Zu jung für die Disco? Kein Zutritt zum Kino? Ein gefälschter Ausweis scheint die Lösung für viele Probleme zu sein vor die ein interessierter Teenager gestellt ist. Dieser Ratgeber will euch nicht den Spaß verderben, aber deutlich über die Konsequenzen dieser vermeintlichen Lösung aufklären, da Seiten wie Fake ID & Co. die Angelegenheit mitunter zu sehr verharmlosen. 

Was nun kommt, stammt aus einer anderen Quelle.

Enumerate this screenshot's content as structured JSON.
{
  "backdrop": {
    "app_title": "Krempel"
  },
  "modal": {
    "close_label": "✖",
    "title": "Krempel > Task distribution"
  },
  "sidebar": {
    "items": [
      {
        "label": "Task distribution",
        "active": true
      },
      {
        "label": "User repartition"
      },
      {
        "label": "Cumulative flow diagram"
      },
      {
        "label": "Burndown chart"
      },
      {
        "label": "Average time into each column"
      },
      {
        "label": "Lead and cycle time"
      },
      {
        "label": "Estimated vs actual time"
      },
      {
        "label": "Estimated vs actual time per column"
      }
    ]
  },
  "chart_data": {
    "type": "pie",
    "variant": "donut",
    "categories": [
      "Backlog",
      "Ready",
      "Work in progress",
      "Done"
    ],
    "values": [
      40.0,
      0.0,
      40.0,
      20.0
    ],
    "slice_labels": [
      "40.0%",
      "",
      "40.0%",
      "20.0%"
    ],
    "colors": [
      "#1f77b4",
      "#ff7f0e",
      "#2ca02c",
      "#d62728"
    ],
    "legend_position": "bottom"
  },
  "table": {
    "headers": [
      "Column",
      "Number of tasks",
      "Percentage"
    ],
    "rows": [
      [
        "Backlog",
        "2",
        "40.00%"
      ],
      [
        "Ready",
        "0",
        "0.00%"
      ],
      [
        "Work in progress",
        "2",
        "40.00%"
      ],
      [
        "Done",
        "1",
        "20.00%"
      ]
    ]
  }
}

Ausweis fälschen: Fake-ID.de.

Einige Seiten im Internet machen sehr deutlich klar, für welche Zwecke sich die dort bestellbaren Ausweise eignen. Sie raten außerdem dazu, einen Anwalt hinzuzuziehen, wenn es Unsicherheiten bezüglich der geplanten Verwendung des falschen Ausweises geben sollte. Es wird auch auf die strafrechtliche Relevanz von gefälschten Personalausweisen eingegangen, teilweise wird aber suggeriert, das Fälschen eines Schüler-/Studentenausweises sei völlig unproblematisch: „Der Kauf, sowie der Besitz unserer Ausweise: Studentenausweise / Schülerausweise (kein Perso fälschen oder Führerschein fälschen oder amtlichen Ausweis bestellen) ist legal. Dies bestätigen über 1500 Kundenmeinungen auf ekomi.de“.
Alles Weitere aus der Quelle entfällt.